As far as Jets Chairman Christopher Johnson is concerned, though, his players can essentially do whatever their consciences tell them without any “repercussions” from his team. If the league wants to impose fines, Johnson said, he’ll pay them himself, all the better to support players who are “on the front lines” of “some big, complicated issues that we’re all struggling with.”
In comments Wednesday to Newsday’s Bob Glauber, Johnson said that “of course” he preferred that his players stand during the anthem, but he added, “I understand if they felt the need to protest.”
“I do not like imposing any club-specific rules,” Johnson said. “If somebody [on the Jets] takes a knee, that fine will be borne by the organization, by me, not the players. I never want to put restrictions on the speech of our players.”
“I don’t want to come down on them like a ton of bricks, and I won’t,” Johnson added. “There will be no club fines or suspensions or any sort of repercussions. If the team gets fined, that’s just something I’ll have to bear.”
Johnson is the younger brother of Jets owner Woody Johnson, who turned over control of the team on an interim basis while he serves a three-year term as U.S. ambassador to the United Kingdom. Woody Johnson, a major Republican fundraiser and the national finance chairman for Jeb Bush’s presidential campaign, was nominated for the post by President Trump in June 2017 and was confirmed by the Senate in August.
Christopher Johnson made clear in March that he was not in favor of mandating how players comport themselves during the anthem, reportedly saying, “I can’t speak to how other people run their teams, but I just think that trying to forcibly get the players to shut up is a fantastically bad idea.”
At that time, during NFL meetings in Orlando, Texans owner Bob McNair took a differing view, saying, “We’re going to deal with [the issue of protests] in such a way, I think, that people will understand that we want everybody to respect our country, respect our flag. And our playing fields, that’s not the place for political statements.”
The owners’ vote Wednesday, arrived at during league meetings in Atlanta, was 31-0 in favor of the policy, with San Francisco’s Jed York abstaining. The 49ers owner said he wanted to hear more from players about the new regulations — the players’ union complained that it was not consulted about them and that the vote “contradicts” statements made to it by NFL officials — but York added that he might extend the logic of the league’s position to a ban on concession sales at his team’s stadium during the anthem.
“I don’t think we should be profiting if we’re going to put this type of attention and focus on the field and on the flag,” York said (via Sam Farmer of the Los Angeles Times).
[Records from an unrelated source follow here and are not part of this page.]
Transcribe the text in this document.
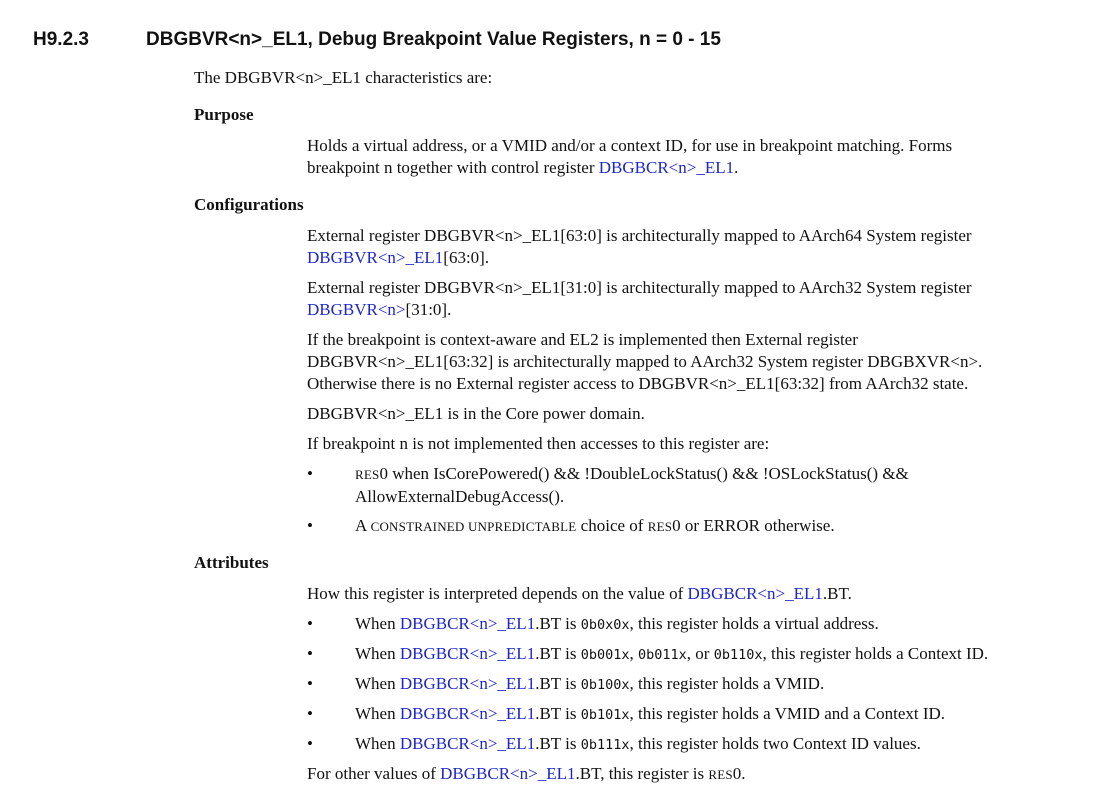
H9.2.3	DBGBVR<n>_EL1, Debug Breakpoint Value Registers, n = 0 - 15
The DBGBVR<n>_EL1 characteristics are:
Purpose
Holds a virtual address, or a VMID and/or a context ID, for use in breakpoint matching. Forms
breakpoint n together with control register DBGBCR<n>_EL1.
Configurations
External register DBGBVR<n>_EL1[63:0] is architecturally mapped to AArch64 System register
DBGBVR<n>_EL1[63:0].
External register DBGBVR<n>_EL1[31:0] is architecturally mapped to AArch32 System register
DBGBVR<n>[31:0].
If the breakpoint is context-aware and EL2 is implemented then External register
DBGBVR<n>_EL1[63:32] is architecturally mapped to AArch32 System register DBGBXVR<n>.
Otherwise there is no External register access to DBGBVR<n>_EL1[63:32] from AArch32 state.
DBGBVR<n>_EL1 is in the Core power domain.
If breakpoint n is not implemented then accesses to this register are:
•	RES0 when IsCorePowered() && !DoubleLockStatus() && !OSLockStatus() &&
AllowExternalDebugAccess().
• A CONSTRAINED UNPREDICTABLE choice of RES0 or ERROR otherwise.
Attributes
How this register is interpreted depends on the value of DBGBCR<n>_EL1.BT.
• When DBGBCR<n>_EL1.BT is 0b0x0x, this register holds a virtual address.
• When DBGBCR<n>_EL1.BT is 0b001x, 0b011x, or 0b110x, this register holds a Context ID.
• When DBGBCR<n>_EL1.BT is 0b100x, this register holds a VMID.
• When DBGBCR<n>_EL1.BT is 0b101x, this register holds a VMID and a Context ID.
• When DBGBCR<n>_EL1.BT is 0b111x, this register holds two Context ID values.
For other values of DBGBCR<n>_EL1.BT, this register is RES0.
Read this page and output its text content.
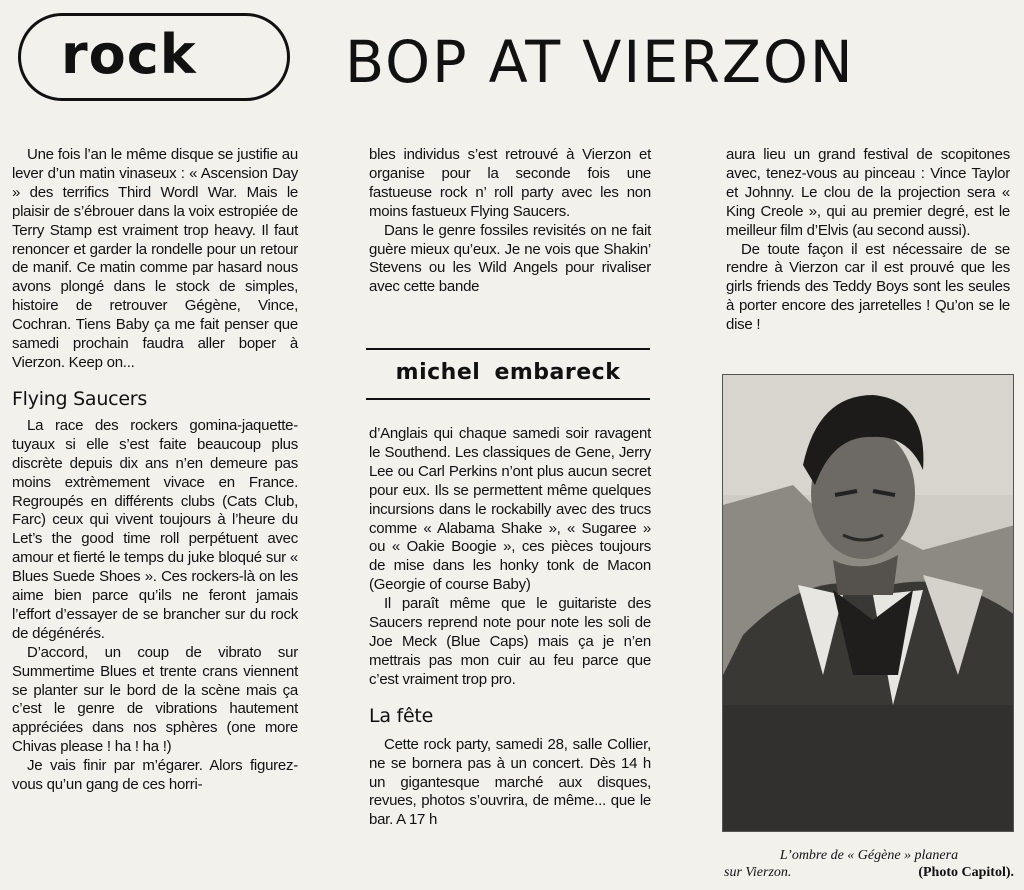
rock	BOP AT VIERZON

Une fois l’an le même disque se justifie au lever d’un matin vinaseux : « Ascension Day » des terrifics Third Wordl War. Mais le plaisir de s’ébrouer dans la voix estropiée de Terry Stamp est vraiment trop heavy. Il faut renoncer et garder la rondelle pour un retour de manif. Ce matin comme par hasard nous avons plongé dans le stock de simples, histoire de retrouver Gégène, Vince, Cochran. Tiens Baby ça me fait penser que samedi prochain faudra aller boper à Vierzon. Keep on...

Flying Saucers

La race des rockers gomina-jaquette-tuyaux si elle s’est faite beaucoup plus discrète depuis dix ans n’en demeure pas moins extrèmement vivace en France. Regroupés en différents clubs (Cats Club, Farc) ceux qui vivent toujours à l’heure du Let’s the good time roll perpétuent avec amour et fierté le temps du juke bloqué sur « Blues Suede Shoes ». Ces rockers-là on les aime bien parce qu’ils ne feront jamais l’effort d’essayer de se brancher sur du rock de dégénérés.

D’accord, un coup de vibrato sur Summertime Blues et trente crans viennent se planter sur le bord de la scène mais ça c’est le genre de vibrations hautement appréciées dans nos sphères (one more Chivas please ! ha ! ha !)

Je vais finir par m’égarer. Alors figurez-vous qu’un gang de ces horri-

bles individus s’est retrouvé à Vierzon et organise pour la seconde fois une fastueuse rock n’ roll party avec les non moins fastueux Flying Saucers.

Dans le genre fossiles revisités on ne fait guère mieux qu’eux. Je ne vois que Shakin’ Stevens ou les Wild Angels pour rivaliser avec cette bande

michel embareck

d’Anglais qui chaque samedi soir ravagent le Southend. Les classiques de Gene, Jerry Lee ou Carl Perkins n’ont plus aucun secret pour eux. Ils se permettent même quelques incursions dans le rockabilly avec des trucs comme « Alabama Shake », « Sugaree » ou « Oakie Boogie », ces pièces toujours de mise dans les honky tonk de Macon (Georgie of course Baby)

Il paraît même que le guitariste des Saucers reprend note pour note les soli de Joe Meck (Blue Caps) mais ça je n’en mettrais pas mon cuir au feu parce que c’est vraiment trop pro.

La fête

Cette rock party, samedi 28, salle Collier, ne se bornera pas à un concert. Dès 14 h un gigantesque marché aux disques, revues, photos s’ouvrira, de même... que le bar. A 17 h

aura lieu un grand festival de scopitones avec, tenez-vous au pinceau : Vince Taylor et Johnny. Le clou de la projection sera « King Creole », qui au premier degré, est le meilleur film d’Elvis (au second aussi).

De toute façon il est nécessaire de se rendre à Vierzon car il est prouvé que les girls friends des Teddy Boys sont les seules à porter encore des jarretelles ! Qu’on se le dise !

L’ombre de « Gégène » planera
sur Vierzon.	(Photo Capitol).
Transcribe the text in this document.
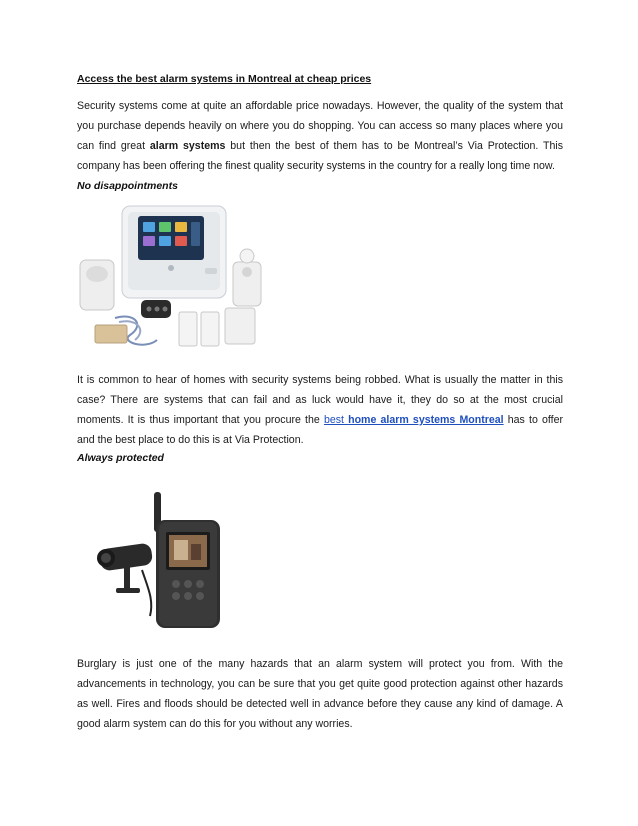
Access the best alarm systems in Montreal at cheap prices

Security systems come at quite an affordable price nowadays. However, the quality of the system that you purchase depends heavily on where you do shopping. You can access so many places where you can find great alarm systems but then the best of them has to be Montreal’s Via Protection. This company has been offering the finest quality security systems in the country for a really long time now.

No disappointments

It is common to hear of homes with security systems being robbed. What is usually the matter in this case? There are systems that can fail and as luck would have it, they do so at the most crucial moments. It is thus important that you procure the best home alarm systems Montreal has to offer and the best place to do this is at Via Protection.

Always protected

Burglary is just one of the many hazards that an alarm system will protect you from. With the advancements in technology, you can be sure that you get quite good protection against other hazards as well. Fires and floods should be detected well in advance before they cause any kind of damage. A good alarm system can do this for you without any worries.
Johnson told Newsday that he “seriously struggled” with getting on board with the policy. “You know my position on the anthem, and you have to understand that the plan we ended up with, due to some serious work in the [meeting] room, was vastly less onerous than the one that was presented to me late last week,” he said. “In the end, I felt I had to support it from a membership standpoint.”
In a statement posted by the Jets, Johnson said that he planned to confer with Coach Todd Bowles on how to approach the new regulations. “We will continue to work closely with our players to constructively advance social justice issues that are important to us,” Johnson said. “I remain extremely proud of how we demonstrated unity last season as well as our players’ commitment to strengthening our communities.”
Johnson was among several NFL owners who locked arms with players, coaches and other staffers in widespread demonstrations before Week 3 games last season, after Trump had sharply criticized the protests at a rally in Alabama, with the president saying, “Wouldn’t you love to see one of these NFL owners, when somebody disrespects our flag, to say, ‘Get that son of a bitch off the field right now, out. He’s fired. He’s fired!’ ” The Jets, including Johnson, continued that practice for subsequent games, while the team had no players kneel or sit during the anthem at any point in the season.
The wording of the policy leaves it unclear whether locking arms during the anthem, or raising fists, for that matter, would be viewed by the league as failing to “show respect for the flag and the anthem,” as long as those doing so were standing. It will be left up to individual teams to make those sorts of determinations, if they so choose, and it’s apparent that Johnson’s Jets will not do so.
That will likely be in contrast to the Steelers, whose owner, Art Rooney II, said Wednesday (via Dave Birkett of the Detroit Free Press) that he viewed locking arms or raising fists as disrespectful. Johnson, though, is less concerned with what his players do during the anthem than with how he and they can continue the “momentum that we have built up on these issues of social justice, on legislation, and all the things that we can do.”
“I don’t think that this policy will interfere with that at all,” Johnson said. “I have a really good relationship with the players, and I hope we can keep that going and I trust that we will. I’m so proud of our players and their efforts to date.”